Here are some ideas for how to get that emotional excitement going:
Stop Using Social Scripts
When you meet someone or are on a date you ask the same questions over and over and give the same answers. So if you want to be engaging you have to get out of your comfort zone and start asking questions that matter. Here are three ideas for you:

  • What has been the best part of your week?
  • Besides work, what gets you up in the morning?
  • Working on any passion projects at the moment?

These get real conversation going and people will be dying to talk to you.

Be Interested to Be Interesting
Leading psychologist John Dewey discovered one of the most fundamental aspects of people. He found that there is one thing that every person on this earth wants:
To feel important.
Once someone has the basics of food and shelter all they want is to feel cherished, valued and worthy.   When we are interested, we are more interesting!

Here's the psychology behind it: If you can make someone feel important by valuing their opinions, time or feelings, and being interested YOU will be attractive and interesting to them.
Here's your challenge: Next time you are at an event or out with a friend approach all conversations with one goal: Make whoever you are speaking with feel valued. Try this...

How to be attractive verbally:

  • Ask questions about what they find important
  • Push their ideas a step further. Ask why and how more than what and when.
  • Commit to total engagement.

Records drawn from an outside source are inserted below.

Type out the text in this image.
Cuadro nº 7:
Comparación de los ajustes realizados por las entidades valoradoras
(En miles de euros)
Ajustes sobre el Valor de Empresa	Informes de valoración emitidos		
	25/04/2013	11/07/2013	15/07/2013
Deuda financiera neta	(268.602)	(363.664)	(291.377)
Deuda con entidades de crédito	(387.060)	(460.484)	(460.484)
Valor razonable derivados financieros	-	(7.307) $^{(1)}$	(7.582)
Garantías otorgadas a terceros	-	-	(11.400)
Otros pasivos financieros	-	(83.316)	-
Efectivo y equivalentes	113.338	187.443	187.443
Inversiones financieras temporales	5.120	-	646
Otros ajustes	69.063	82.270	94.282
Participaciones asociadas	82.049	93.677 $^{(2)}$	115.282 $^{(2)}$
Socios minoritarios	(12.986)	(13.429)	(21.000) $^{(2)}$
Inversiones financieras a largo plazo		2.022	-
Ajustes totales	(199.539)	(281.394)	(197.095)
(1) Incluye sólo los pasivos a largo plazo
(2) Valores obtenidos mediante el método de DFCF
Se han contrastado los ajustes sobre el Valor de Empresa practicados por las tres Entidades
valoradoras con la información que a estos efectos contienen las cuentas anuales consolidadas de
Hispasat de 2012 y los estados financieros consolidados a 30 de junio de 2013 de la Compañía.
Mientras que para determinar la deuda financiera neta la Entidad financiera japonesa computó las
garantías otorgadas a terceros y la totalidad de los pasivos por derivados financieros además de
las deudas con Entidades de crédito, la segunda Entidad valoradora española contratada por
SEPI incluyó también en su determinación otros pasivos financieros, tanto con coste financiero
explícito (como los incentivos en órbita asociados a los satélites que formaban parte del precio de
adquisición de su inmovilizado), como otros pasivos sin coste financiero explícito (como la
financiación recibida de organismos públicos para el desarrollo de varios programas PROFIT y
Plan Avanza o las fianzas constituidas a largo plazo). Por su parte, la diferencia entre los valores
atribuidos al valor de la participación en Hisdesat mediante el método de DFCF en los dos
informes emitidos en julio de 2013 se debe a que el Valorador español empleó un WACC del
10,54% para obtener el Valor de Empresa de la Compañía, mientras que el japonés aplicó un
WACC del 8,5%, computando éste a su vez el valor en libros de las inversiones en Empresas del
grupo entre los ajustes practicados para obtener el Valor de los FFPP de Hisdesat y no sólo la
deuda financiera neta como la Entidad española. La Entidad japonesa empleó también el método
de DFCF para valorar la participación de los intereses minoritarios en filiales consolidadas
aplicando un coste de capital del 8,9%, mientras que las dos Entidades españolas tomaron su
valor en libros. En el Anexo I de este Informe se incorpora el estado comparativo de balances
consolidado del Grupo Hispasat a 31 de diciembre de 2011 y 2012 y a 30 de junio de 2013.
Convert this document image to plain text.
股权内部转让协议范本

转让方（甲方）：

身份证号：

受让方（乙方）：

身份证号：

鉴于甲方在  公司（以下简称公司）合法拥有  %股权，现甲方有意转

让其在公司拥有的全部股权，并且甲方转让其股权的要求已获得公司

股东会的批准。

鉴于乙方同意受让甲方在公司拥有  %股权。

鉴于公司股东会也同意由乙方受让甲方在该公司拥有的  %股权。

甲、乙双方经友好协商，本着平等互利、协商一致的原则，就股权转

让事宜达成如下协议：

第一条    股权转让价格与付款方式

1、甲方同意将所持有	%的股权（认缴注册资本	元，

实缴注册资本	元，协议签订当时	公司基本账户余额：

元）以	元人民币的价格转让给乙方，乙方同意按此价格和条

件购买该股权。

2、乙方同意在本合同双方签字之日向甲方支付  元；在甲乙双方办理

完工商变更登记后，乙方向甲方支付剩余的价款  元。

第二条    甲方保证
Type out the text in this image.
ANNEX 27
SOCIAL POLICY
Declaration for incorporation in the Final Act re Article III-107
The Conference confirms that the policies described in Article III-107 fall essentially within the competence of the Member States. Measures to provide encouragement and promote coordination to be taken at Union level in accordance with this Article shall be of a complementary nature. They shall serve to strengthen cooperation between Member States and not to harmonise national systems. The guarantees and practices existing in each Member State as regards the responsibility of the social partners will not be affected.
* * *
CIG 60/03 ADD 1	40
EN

I'm totally calling you out on your fake trip to the bathroom, pretending to check your very important email or looking over their head as you talk to them to see who might be more interesting. Stop it! I promise, engaging will make you both interested and interesting (See more of my promises below).

You can also be attractive nonverbally. You know how much we love our body language research. And studies show that the majority of our communication is actually nonverbal. On the conservative side, studies have found a minimum of 60% (which is still A LOT!) and that goes up to 93%.

So, here is how to be attractive nonverbally:

  • Keep your toes pointed towards the person speaking. I know this seems silly but our brains pick up on people's foot direction and use it to gauge interest. As you are listening to someone, you can make them feel valued by keeping your toes and torso pointed at them as they speak. It's kind of like nonverbally telling them, "I'm with you! I hear you! Keep going!" And that is the best compliment you can give someone.
  • Use a triple nod. Studies have shown (See our list of citations) that people will speak 3 to 4 times longer if you do three slow nods in a row when they have finished speaking. It's like a nonverbal ... So, when someone finishes their statement, look them in the eye and nod three times as if to say, "keep going." They often will continue and you end up having a much deeper conversation. (And if they don't it's no big deal, just take a sip of your drink and ask your next question).

If you try even one of these techniques, all with the goal of making other's feel important and fighting boredom, you will be amazed at how much more interesting your conversations will be.